Grippe aviaire : une situation « préoccupante » en Europe
AFP le 13/11/2025 à 10:30
La multiplication des cas d'influenza aviaire parmi les oiseaux sauvages et par conséquent dans les élevages de volaille européens, est « très préoccupante », affirme Jean-Luc Guérin, professeur à l'École nationale vétérinaire de Toulouse et chercheur à l'Inrae. Il souligne toutefois les « apports » de la vaccination des canards en France pour limiter les dégâts, lors d'un entretien avec l'AFP.
Quelle est la situation parmi les oiseaux sauvages ?
« On est dans une situation qui, au niveau européen, est très préoccupante dans l’avifaune sauvage. On parle beaucoup des grues cendrées, avec des mortalités de plusieurs centaines voire plusieurs milliers d’oiseaux, sur tout le couloir de migration. Mais c’est un révélateur d’une contamination beaucoup plus large », explique le chercheur.
Entre le 1er août et le 9 novembre, 1 173 foyers d’influenza ont été recensés chez l’avifaune sauvage dans 26 pays en Europe, selon le dernier bilan de la plateforme de surveillance ESA publié mercredi. Dont 444 sur la seule dernière semaine. L’Allemagne (578), le Royaume-Uni (182) et la France (116) forment le trio de tête. Pour le chercheur, ces chiffres sont très sous-estimés car il est impossible de repérer tous les foyers.
Le virus est par ailleurs considéré comme endémique depuis plusieurs années, c’est-à-dire également installé chez des espèces non migratrices, ce qui accroît le risque de diffusion dans les élevages.
Et dans les élevages ?
« Chez les volailles, les détections des virus de l’influenza aviaire hautement pathogène (IAHP) étaient sporadiques jusqu’à la mi-octobre et sont maintenant à un niveau élevé, notamment dans les pays limitrophes de la France », affirme l’ESA dans son bilan.
La situation continue de se dégrader fortement en Allemagne (97 foyers d’infection, environ 1,5 million d’animaux morts de la grippe aviaire ou abattus, selon les derniers chiffres nationaux). Plusieurs pays comme l’Angleterre, l’Espagne et la France ont confiné les volailles de plein air.
Au total en Europe, 168 foyers ont été recensés dans les élevages de volailles (+ 30 sur la dernière semaine jusqu’au 9 novembre) et 42 dans des basses-cours ou parmi des oiseaux captifs (+ 15), surtout en Allemagne, au Royaume-Uni, en Pologne, en Italie, en France et en Espagne.
En France, Jean-Luc Guérin souligne l’existence de « zones à grand risque de diffusion (ZRD), dans lesquelles il y a notamment une densité élevée d’élevages de canards ».
« On observe depuis maintenant un peu plus d’une semaine une dégradation de la situation, notamment en Vendée », avec une dizaine de foyers détectés en moins d’un mois, surtout chez des canards, ajoute-t-il.
Cette situation est toutefois loin d’être aussi catastrophique qu’en 2022, dernier pic de l’épizootie avec des dizaines de millions de volailles abattues et plusieurs milliers de foyers. En France, 12 élevages et 7 basses-cours sont touchés mais ces chiffres de l’ESA n’intègrent pas les dernières détections en Vendée.

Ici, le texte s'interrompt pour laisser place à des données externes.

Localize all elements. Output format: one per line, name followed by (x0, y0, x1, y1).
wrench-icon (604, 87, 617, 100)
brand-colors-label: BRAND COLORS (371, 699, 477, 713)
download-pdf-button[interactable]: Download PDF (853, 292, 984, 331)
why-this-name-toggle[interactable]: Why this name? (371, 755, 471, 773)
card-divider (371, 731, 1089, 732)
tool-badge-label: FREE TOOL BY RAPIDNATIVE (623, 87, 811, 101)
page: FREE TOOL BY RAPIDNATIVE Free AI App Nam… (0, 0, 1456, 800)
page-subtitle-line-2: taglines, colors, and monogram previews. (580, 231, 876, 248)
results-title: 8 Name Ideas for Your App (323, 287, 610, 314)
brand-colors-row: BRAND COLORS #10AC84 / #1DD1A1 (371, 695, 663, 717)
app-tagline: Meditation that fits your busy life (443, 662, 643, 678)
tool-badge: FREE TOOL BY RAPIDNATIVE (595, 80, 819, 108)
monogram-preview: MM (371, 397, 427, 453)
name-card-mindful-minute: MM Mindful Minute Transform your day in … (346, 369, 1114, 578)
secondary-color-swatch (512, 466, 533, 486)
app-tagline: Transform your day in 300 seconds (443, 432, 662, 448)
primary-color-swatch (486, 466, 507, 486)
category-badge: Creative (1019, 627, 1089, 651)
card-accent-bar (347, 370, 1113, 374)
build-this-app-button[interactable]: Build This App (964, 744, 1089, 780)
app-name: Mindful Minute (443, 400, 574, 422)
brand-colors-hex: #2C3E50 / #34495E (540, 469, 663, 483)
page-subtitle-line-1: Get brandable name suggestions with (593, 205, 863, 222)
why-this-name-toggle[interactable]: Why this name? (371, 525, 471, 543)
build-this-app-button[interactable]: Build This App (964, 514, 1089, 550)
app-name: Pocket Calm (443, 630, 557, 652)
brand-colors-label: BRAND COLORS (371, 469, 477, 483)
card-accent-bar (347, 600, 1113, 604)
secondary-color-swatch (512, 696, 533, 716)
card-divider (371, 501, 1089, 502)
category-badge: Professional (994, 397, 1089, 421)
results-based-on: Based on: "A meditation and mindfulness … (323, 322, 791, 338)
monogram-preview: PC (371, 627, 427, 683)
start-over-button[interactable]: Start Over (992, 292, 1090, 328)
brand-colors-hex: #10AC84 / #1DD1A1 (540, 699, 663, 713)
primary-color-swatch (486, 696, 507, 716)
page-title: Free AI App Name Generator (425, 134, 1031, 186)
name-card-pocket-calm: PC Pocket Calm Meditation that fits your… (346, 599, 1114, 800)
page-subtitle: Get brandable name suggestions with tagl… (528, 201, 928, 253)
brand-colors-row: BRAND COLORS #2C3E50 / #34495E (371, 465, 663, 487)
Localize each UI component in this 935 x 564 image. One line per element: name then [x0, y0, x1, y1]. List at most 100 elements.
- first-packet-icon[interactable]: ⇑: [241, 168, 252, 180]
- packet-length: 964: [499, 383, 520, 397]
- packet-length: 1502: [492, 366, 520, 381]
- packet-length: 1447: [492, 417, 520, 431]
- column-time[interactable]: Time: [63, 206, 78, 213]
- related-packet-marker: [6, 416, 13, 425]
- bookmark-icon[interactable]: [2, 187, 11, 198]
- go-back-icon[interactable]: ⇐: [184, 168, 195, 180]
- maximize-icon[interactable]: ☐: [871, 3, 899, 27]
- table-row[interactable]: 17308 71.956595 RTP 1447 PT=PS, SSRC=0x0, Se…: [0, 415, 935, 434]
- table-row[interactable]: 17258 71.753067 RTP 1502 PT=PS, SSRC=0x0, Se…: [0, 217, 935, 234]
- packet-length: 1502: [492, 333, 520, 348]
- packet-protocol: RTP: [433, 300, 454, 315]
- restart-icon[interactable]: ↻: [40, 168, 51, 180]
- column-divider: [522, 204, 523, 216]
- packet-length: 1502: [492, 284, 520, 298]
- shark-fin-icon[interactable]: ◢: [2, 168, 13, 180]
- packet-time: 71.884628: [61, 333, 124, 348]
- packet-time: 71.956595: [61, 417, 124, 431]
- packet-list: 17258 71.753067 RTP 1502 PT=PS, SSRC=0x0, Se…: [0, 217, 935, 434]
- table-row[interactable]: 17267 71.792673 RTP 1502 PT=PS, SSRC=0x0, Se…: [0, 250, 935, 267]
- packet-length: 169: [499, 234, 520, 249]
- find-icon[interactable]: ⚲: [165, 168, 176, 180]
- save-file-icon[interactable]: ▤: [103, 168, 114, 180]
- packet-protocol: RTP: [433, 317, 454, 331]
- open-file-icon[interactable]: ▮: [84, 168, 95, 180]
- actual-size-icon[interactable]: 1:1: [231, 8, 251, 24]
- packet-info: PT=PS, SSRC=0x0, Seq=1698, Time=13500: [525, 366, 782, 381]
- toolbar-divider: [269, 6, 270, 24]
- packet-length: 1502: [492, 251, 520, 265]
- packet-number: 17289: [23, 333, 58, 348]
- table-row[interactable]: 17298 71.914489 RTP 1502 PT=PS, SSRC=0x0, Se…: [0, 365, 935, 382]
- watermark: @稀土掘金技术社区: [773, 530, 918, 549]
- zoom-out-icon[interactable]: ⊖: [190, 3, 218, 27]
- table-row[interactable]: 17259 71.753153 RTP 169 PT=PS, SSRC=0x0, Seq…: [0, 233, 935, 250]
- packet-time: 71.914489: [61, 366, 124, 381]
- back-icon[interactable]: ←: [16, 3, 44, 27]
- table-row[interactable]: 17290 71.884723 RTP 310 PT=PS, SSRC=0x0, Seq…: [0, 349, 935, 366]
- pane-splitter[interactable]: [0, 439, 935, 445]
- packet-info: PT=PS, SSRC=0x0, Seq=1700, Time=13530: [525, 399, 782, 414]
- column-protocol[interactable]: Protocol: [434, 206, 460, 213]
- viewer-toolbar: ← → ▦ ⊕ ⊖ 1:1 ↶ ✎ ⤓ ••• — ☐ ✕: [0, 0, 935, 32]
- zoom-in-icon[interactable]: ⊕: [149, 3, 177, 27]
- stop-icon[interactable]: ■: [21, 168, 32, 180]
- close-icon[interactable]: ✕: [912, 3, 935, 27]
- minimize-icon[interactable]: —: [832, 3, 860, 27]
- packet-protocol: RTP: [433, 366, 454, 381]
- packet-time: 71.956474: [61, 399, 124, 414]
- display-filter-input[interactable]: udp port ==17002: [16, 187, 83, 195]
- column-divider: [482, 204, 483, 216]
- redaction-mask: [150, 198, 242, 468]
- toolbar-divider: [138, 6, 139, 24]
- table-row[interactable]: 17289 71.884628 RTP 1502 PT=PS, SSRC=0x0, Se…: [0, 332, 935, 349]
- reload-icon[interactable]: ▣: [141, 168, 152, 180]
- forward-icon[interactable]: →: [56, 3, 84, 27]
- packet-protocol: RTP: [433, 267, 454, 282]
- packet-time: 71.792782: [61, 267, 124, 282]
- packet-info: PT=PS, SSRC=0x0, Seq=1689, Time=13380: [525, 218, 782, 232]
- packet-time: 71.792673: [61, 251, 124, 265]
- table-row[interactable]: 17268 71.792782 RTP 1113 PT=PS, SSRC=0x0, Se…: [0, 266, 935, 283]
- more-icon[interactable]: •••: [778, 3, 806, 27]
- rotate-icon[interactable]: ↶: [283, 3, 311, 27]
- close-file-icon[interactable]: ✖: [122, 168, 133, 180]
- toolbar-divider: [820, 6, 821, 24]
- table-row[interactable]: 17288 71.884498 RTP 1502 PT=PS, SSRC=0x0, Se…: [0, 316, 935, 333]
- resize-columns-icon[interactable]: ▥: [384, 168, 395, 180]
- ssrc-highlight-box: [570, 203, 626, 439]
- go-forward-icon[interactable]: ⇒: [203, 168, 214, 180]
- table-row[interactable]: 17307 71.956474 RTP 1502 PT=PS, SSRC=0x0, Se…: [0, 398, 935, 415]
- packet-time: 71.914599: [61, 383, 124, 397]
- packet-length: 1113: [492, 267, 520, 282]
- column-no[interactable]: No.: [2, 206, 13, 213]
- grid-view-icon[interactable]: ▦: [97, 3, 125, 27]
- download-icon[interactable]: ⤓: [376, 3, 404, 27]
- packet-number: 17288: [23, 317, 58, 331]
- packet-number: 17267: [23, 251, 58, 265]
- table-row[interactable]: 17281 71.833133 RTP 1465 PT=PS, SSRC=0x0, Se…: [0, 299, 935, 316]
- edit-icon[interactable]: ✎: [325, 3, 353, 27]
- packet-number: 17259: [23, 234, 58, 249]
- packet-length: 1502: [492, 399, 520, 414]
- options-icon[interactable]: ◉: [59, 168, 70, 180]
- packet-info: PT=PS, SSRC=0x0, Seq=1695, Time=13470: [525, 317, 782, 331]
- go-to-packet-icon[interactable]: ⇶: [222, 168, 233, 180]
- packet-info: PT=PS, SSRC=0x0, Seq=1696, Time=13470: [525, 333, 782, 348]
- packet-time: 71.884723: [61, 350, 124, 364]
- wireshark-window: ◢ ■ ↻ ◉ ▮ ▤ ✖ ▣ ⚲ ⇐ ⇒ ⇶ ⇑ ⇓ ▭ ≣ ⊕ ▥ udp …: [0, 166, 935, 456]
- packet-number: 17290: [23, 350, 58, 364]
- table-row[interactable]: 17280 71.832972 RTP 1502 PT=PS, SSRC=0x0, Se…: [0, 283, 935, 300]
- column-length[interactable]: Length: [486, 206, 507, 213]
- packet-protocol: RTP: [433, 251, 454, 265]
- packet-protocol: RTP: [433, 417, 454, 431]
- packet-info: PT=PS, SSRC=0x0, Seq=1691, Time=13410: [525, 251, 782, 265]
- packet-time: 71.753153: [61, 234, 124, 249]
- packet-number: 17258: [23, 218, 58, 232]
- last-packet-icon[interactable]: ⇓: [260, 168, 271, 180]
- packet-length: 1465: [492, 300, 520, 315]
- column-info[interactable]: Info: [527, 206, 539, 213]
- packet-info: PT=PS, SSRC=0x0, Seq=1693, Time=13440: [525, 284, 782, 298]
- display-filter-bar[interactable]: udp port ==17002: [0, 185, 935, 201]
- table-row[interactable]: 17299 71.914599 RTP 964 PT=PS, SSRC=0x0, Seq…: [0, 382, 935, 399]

« On sait d’expérience, malheureusement, que lorsqu’il y a une introduction par la faune sauvage, le risque de faire des chaînes de transmission, de ferme à ferme par les voies aérosol ou de proximité, est très élevé. C’est pour ça d’ailleurs que la vaccination a été mise en oeuvre spécifiquement sur les canards », particulièrement sensibles au virus, explique le chercheur.
La vaccination des canards est-elle efficace ?
Les cas détectés chez des canards vaccinés ne « remettent pas en cause l’apport de la vaccination », que seule la France applique dans l’Union européenne, ajoute-t-il. « La vaccination n’a pas une efficacité absolue, chez toutes les espèces. (…) Il y a aussi des périodes où les canards sont plus protégés que d’autres. En fin d’élevage, on sait que la protection est un peu moins bonne. »
Le chercheur rappelle que le but de la stratégie vaccinale est de freiner la maladie à l’échelle du territoire et, depuis octobre 2023, début de la première campagne de vaccination, « on a plutôt observé une remarquable stabilité de la situation et un blocage très efficace des chaînes de transmission ».
Ce qui n’empêche pas la récente multiplication d’être un « sujet de préoccupation pour les vétérinaires, les équipes de recherche, les services de l’Etat et tous les professionnels ».